Call for Papers
Religion in Social Movements, Rebellions and Revolutions
for a panel proposal to the Association for Sociology of Religion Annual Meeting
Montreal, Canada August 13-14, 2017
Karl Marx’s quotation that religion is the “opium of the people” is frequently taken out of context and misunderstood. In the same passage, he also wrote religion is “an expression of real suffering and a protest against” it. Historically, religion has not only been a source of domination but also an instrument of social change.
A classic example of this is the English Revolution, which was the first political revolution and otherwise known as the Puritan Revolution. However, successful revolutions, as Charles Tilly has pointed out, have only taken place under monarchies and dictatorships.
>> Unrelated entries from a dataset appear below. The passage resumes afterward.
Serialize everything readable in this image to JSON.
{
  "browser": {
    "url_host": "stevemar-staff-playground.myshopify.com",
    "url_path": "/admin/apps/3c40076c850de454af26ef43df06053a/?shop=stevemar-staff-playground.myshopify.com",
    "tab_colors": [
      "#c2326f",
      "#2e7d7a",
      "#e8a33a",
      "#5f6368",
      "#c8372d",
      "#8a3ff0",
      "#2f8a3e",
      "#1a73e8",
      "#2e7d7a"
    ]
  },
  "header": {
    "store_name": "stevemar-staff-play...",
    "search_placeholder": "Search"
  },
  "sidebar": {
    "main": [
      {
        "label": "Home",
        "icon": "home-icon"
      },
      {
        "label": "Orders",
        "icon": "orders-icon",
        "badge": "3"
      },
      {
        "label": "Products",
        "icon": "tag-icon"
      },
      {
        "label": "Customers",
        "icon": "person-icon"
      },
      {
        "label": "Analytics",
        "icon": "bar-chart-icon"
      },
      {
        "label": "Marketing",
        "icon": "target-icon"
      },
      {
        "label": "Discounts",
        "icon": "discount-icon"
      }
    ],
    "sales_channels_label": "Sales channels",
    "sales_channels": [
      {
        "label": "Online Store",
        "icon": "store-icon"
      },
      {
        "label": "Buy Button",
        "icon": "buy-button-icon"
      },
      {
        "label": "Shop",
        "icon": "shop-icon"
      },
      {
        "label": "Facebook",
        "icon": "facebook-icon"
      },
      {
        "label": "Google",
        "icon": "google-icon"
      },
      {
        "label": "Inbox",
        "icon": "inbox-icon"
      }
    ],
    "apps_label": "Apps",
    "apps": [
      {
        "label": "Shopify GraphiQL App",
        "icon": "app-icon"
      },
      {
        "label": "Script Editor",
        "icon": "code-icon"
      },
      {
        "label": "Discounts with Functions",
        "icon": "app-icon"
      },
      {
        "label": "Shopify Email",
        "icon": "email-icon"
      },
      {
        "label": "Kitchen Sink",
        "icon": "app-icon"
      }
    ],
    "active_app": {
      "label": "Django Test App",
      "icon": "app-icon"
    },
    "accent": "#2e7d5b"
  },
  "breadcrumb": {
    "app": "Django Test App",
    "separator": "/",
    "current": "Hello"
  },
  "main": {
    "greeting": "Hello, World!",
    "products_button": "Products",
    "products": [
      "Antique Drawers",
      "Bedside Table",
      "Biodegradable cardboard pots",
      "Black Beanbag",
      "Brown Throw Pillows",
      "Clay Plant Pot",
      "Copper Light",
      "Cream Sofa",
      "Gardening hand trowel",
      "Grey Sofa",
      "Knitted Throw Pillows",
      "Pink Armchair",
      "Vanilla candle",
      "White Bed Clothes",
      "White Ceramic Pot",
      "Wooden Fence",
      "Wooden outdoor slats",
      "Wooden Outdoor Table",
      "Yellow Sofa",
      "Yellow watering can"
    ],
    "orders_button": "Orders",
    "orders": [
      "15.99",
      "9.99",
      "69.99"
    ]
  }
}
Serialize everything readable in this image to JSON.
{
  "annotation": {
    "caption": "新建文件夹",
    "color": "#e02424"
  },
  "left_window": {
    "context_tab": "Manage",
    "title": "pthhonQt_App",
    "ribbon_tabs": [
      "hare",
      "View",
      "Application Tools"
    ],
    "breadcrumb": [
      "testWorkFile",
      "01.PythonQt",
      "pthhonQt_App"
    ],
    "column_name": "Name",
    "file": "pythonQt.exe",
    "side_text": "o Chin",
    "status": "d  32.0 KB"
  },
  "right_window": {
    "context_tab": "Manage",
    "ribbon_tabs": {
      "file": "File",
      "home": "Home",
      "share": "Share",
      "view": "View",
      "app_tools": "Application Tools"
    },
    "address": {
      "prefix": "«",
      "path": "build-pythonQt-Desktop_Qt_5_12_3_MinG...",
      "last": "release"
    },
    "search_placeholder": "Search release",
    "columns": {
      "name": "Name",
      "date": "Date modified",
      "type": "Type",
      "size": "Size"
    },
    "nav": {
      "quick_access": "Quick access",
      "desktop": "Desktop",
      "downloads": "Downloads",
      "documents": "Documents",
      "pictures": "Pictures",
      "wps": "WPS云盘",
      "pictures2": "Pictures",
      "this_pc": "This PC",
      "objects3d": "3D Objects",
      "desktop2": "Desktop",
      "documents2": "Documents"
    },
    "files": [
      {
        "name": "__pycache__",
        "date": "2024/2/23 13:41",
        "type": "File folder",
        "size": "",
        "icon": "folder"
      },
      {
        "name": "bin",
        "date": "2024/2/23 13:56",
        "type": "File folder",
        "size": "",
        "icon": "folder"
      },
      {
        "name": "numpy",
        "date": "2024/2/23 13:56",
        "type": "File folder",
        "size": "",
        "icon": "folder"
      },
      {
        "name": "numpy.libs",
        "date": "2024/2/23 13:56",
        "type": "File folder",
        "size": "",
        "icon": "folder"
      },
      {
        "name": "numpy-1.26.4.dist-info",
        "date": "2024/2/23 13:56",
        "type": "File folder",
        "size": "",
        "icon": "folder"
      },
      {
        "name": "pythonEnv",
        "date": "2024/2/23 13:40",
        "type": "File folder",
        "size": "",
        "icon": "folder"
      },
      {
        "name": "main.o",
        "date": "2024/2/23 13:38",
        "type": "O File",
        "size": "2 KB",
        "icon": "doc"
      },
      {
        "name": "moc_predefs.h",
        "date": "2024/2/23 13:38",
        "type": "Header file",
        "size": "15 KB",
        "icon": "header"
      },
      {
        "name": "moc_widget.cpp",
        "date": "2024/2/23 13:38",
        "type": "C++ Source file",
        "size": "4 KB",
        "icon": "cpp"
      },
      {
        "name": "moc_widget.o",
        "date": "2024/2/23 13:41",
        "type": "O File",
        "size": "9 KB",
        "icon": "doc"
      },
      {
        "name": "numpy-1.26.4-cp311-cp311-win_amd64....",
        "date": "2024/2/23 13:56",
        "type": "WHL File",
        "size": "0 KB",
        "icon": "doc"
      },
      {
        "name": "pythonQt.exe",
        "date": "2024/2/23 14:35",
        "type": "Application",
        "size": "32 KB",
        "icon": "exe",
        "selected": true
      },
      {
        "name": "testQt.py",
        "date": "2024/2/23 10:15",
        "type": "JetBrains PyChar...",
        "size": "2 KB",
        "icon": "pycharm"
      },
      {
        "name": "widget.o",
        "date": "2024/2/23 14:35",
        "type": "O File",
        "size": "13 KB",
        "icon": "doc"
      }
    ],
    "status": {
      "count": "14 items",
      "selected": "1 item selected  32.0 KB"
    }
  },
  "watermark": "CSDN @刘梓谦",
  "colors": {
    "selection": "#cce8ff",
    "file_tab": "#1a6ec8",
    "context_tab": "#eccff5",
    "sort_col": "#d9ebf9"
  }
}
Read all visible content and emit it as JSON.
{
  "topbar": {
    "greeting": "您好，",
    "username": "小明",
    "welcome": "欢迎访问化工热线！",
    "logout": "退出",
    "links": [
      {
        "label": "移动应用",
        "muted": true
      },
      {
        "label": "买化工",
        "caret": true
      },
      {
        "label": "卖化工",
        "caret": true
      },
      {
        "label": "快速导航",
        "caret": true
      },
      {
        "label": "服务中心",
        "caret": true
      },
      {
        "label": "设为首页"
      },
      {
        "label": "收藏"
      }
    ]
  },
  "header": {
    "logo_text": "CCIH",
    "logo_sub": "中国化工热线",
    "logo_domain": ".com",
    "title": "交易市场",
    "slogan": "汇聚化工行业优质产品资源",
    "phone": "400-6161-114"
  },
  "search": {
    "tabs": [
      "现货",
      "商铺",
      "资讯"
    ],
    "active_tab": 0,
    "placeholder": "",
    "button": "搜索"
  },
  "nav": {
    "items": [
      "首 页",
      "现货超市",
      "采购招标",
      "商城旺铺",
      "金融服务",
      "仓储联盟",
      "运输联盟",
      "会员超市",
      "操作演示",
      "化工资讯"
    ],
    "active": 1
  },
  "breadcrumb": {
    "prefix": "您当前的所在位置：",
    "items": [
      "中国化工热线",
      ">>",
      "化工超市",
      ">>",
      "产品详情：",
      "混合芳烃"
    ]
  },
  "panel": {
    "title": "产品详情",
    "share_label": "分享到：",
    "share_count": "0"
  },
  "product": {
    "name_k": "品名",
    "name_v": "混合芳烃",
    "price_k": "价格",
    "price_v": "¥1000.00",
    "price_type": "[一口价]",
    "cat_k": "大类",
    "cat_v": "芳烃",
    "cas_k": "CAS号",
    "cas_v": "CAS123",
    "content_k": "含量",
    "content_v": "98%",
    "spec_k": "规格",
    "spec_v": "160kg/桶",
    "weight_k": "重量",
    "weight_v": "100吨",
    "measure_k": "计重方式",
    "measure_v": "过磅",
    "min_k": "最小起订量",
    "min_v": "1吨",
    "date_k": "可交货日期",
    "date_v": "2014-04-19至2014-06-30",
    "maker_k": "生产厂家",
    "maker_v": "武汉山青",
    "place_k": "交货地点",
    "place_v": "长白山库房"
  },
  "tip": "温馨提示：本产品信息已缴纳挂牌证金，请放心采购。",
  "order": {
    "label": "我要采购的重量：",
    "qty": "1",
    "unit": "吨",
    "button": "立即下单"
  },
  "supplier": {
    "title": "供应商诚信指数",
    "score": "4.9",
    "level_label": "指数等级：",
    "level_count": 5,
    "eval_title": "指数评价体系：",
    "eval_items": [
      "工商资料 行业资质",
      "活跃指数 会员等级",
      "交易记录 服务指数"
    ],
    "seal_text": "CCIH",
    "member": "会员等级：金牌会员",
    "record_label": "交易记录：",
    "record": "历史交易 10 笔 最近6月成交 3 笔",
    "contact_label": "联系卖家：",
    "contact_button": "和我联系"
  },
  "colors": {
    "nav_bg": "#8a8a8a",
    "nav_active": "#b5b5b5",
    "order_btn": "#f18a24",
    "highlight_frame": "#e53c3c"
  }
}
In modern democratic societies, protest against the dominant power structure has often taken the form of social movements.
For this panel, we invite papers that explore the relationship between religion, social movements, rebellion and revolutions. We are interested in both the progressive and reactionary roles that religions have played in: peasant, slave, and plebeian rebellions; successful modern revolutions such as the French, Russian, Chinese, Iranian and Nicaraguan as well as failed ones; and social movements. We are particularly interested in prophetic and messianic movements, heretical sects, religious communism, secular religions, and liberation theology. Priority will be given to papers that aim to make sense of the institutional, organizational, ritualistic, discursive, ideological, and/or framing mechanisms that give religious discourse its contentious structure. The intent of this panel is for papers to be turned into manuscripts to ultimately be published in an edited volume.
Deadline for Proposals: March 15, 2017
Proposals should include name, affiliation, email address, title, and a 300-word abstract describing the paper’s research question, methodology, and preliminary results.